Mr Bassi said his father’s contribution to the US industry in competition with European producers was also one of his greatest challenges.

“During the trade dispute in 1998 to April 2001, I remember countless evenings and mornings my father worked collecting data to prove the Europeans where dumping gluten into the USA at prices below production costs.

“Proving this to the US Government was not an easy hill to climb, but in the end – with help from industry associates including Mr Honan – this very large case that consumed him for many months was finally awarded a win to the US industry.

Manildra Group USA Vice President of Research and Development, Brook Carson, said it was an “honour to work with a great leader and teacher – not just learning a small amount of his vast knowledge but also how to think critically, question and grow as a scientist.”

“His curiosity and willingness to always take a concept or an idea one step further helped him to be a great scientist, but also provided an invaluable lesson to those who worked with him,” said Ms Carson.

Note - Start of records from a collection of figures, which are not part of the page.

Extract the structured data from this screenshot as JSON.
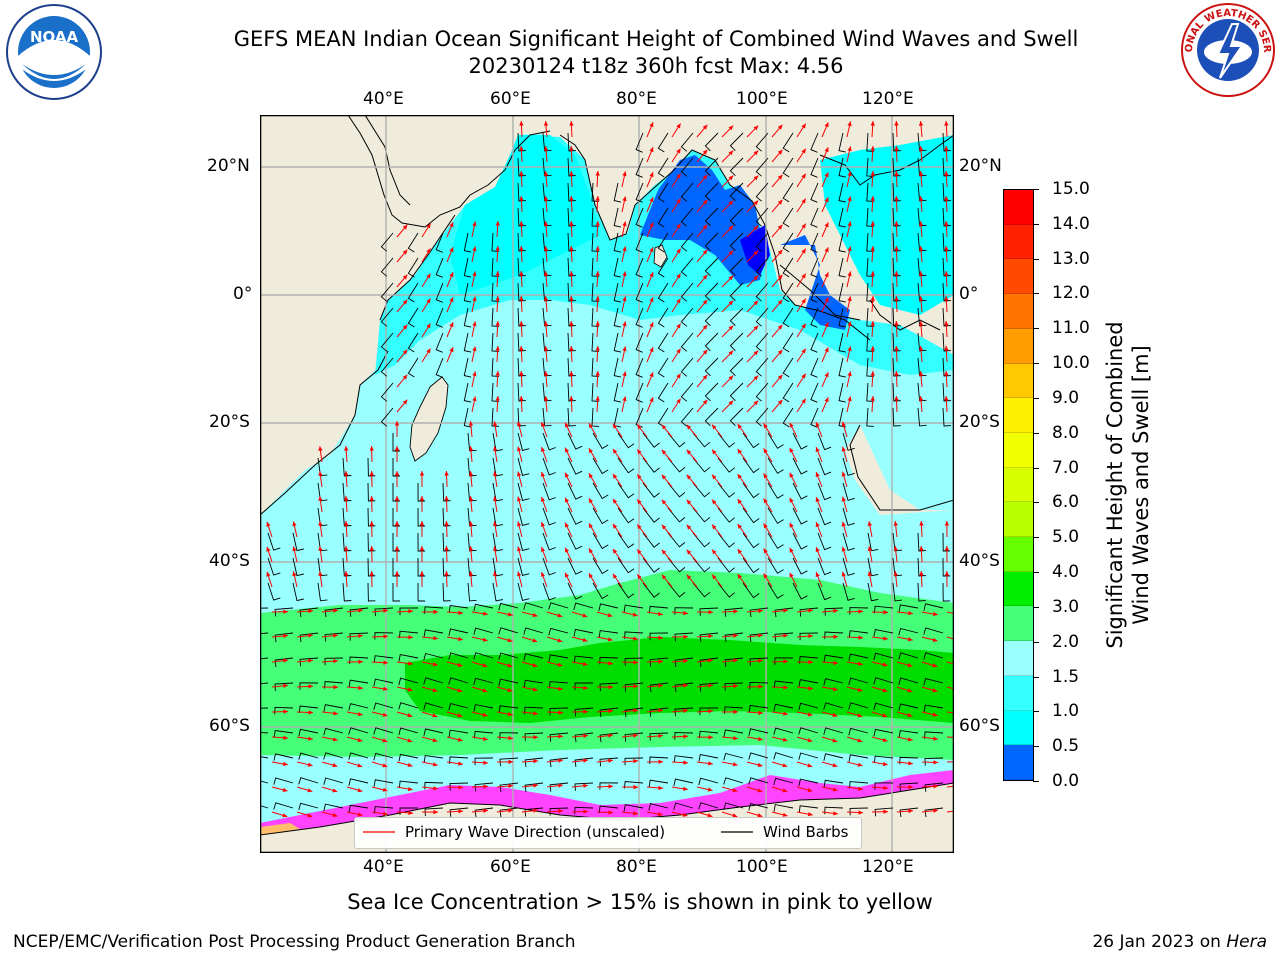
{
  "title": {
    "line1": "GEFS MEAN Indian Ocean Significant Height of Combined Wind Waves and Swell",
    "line2": "20230124 t18z 360h fcst   Max: 4.56"
  },
  "logos": {
    "left_text": "NOAA",
    "right_text": "NATIONAL WEATHER SERVICE"
  },
  "map": {
    "lon_ticks": [
      "40°E",
      "60°E",
      "80°E",
      "100°E",
      "120°E"
    ],
    "lat_ticks": [
      "20°N",
      "0°",
      "20°S",
      "40°S",
      "60°S"
    ],
    "colors": {
      "land": "#efecdc",
      "ocean_1": "#0000ff",
      "ocean_2": "#0066ff",
      "ocean_3": "#00ffff",
      "ocean_4": "#33ffff",
      "ocean_5": "#99ffff",
      "ocean_6": "#44ff77",
      "ocean_7": "#00dd00",
      "sea_ice": "#ff44ff",
      "wave_arrow": "#ff0000",
      "wind_barb": "#000000"
    },
    "legend": {
      "wave_label": "Primary Wave Direction (unscaled)",
      "barb_label": "Wind Barbs"
    }
  },
  "colorbar": {
    "title_line1": "Significant Height of Combined",
    "title_line2": "Wind Waves and Swell [m]",
    "levels": [
      "15.0",
      "14.0",
      "13.0",
      "12.0",
      "11.0",
      "10.0",
      "9.0",
      "8.0",
      "7.0",
      "6.0",
      "5.0",
      "4.0",
      "3.0",
      "2.0",
      "1.5",
      "1.0",
      "0.5",
      "0.0"
    ],
    "colors": [
      "#ff0000",
      "#ff2000",
      "#ff4a00",
      "#ff7400",
      "#ff9c00",
      "#ffc800",
      "#ffef00",
      "#f2ff00",
      "#d6ff00",
      "#b8ff00",
      "#66ff00",
      "#00ee00",
      "#44ff77",
      "#99ffff",
      "#33ffff",
      "#00ffff",
      "#0066ff",
      "#0000ff"
    ]
  },
  "caption": "Sea Ice Concentration > 15% is shown in pink to yellow",
  "footer": {
    "left": "NCEP/EMC/Verification Post Processing Product Generation Branch",
    "right_prefix": "26 Jan 2023 on ",
    "right_host": "Hera"
  }
}
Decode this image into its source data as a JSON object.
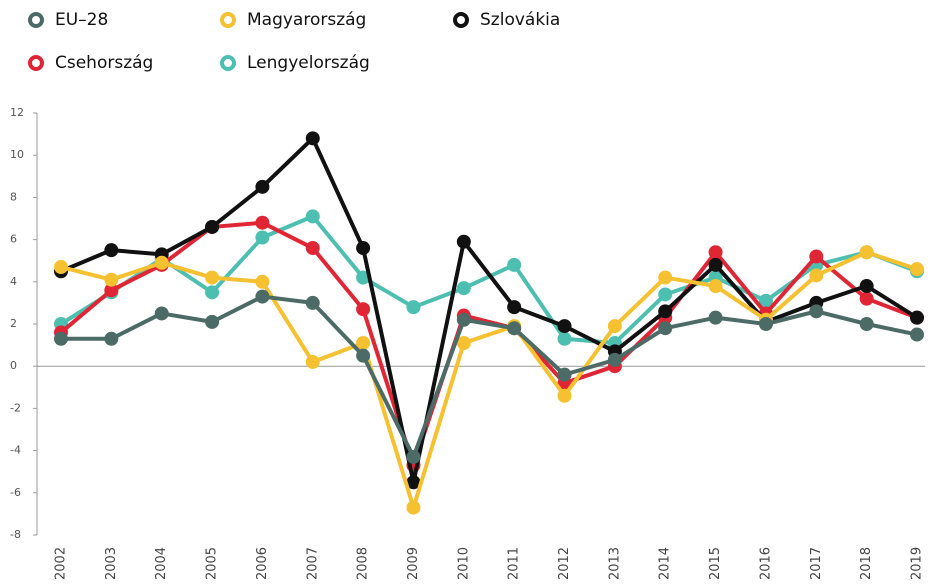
{
  "chart_data": {
    "type": "line",
    "categories": [
      "2002",
      "2003",
      "2004",
      "2005",
      "2006",
      "2007",
      "2008",
      "2009",
      "2010",
      "2011",
      "2012",
      "2013",
      "2014",
      "2015",
      "2016",
      "2017",
      "2018",
      "2019"
    ],
    "series": [
      {
        "name": "EU–28",
        "color": "#4d6b66",
        "values": [
          1.3,
          1.3,
          2.5,
          2.1,
          3.3,
          3.0,
          0.5,
          -4.3,
          2.2,
          1.8,
          -0.4,
          0.3,
          1.8,
          2.3,
          2.0,
          2.6,
          2.0,
          1.5
        ]
      },
      {
        "name": "Magyarország",
        "color": "#f5c131",
        "values": [
          4.7,
          4.1,
          4.9,
          4.2,
          4.0,
          0.2,
          1.1,
          -6.7,
          1.1,
          1.9,
          -1.4,
          1.9,
          4.2,
          3.8,
          2.2,
          4.3,
          5.4,
          4.6
        ]
      },
      {
        "name": "Szlovákia",
        "color": "#111111",
        "values": [
          4.5,
          5.5,
          5.3,
          6.6,
          8.5,
          10.8,
          5.6,
          -5.5,
          5.9,
          2.8,
          1.9,
          0.7,
          2.6,
          4.8,
          2.1,
          3.0,
          3.8,
          2.3
        ]
      },
      {
        "name": "Csehország",
        "color": "#e02535",
        "values": [
          1.6,
          3.6,
          4.8,
          6.6,
          6.8,
          5.6,
          2.7,
          -4.7,
          2.4,
          1.8,
          -0.8,
          0.0,
          2.3,
          5.4,
          2.5,
          5.2,
          3.2,
          2.3
        ]
      },
      {
        "name": "Lengyelország",
        "color": "#4dbfb1",
        "values": [
          2.0,
          3.5,
          5.1,
          3.5,
          6.1,
          7.1,
          4.2,
          2.8,
          3.7,
          4.8,
          1.3,
          1.1,
          3.4,
          4.2,
          3.1,
          4.8,
          5.4,
          4.5
        ]
      }
    ],
    "ylim": [
      -8,
      12
    ],
    "yticks": [
      -8,
      -6,
      -4,
      -2,
      0,
      2,
      4,
      6,
      8,
      10,
      12
    ],
    "legend": "top-left"
  }
}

“Dr Bassi encouraged those around him to think deeper or consider a different path until a solution was found.”

Manildra Group USA General Manager Luke Stocksell credited Dr Bassi with paving the foundations for ongoing innovation and problem-solving to meet market needs as “imperative to the growth of our GemPro line of products, along with the fine-tuning of some of our modified starches.”

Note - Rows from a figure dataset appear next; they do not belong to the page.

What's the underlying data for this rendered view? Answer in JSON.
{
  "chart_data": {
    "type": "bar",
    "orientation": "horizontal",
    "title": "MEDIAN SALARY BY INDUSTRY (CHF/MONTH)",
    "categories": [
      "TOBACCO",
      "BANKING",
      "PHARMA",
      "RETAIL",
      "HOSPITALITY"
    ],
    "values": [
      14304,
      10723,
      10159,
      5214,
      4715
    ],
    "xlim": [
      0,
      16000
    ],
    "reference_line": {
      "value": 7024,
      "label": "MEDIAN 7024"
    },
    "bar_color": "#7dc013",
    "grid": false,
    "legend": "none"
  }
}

“Dr Bassi’s passion for innovation was second only to his dedication to his family, friends, and co-workers – this dedication to excellence demonstrated every day through his innovative projects, in his research, and with his family,” said Mr Stocksell.

“An inspiration missed by all of us at Manildra Group, being able to work under the guidance of such a brilliant mind and genuinely great man was a true gift in my career.”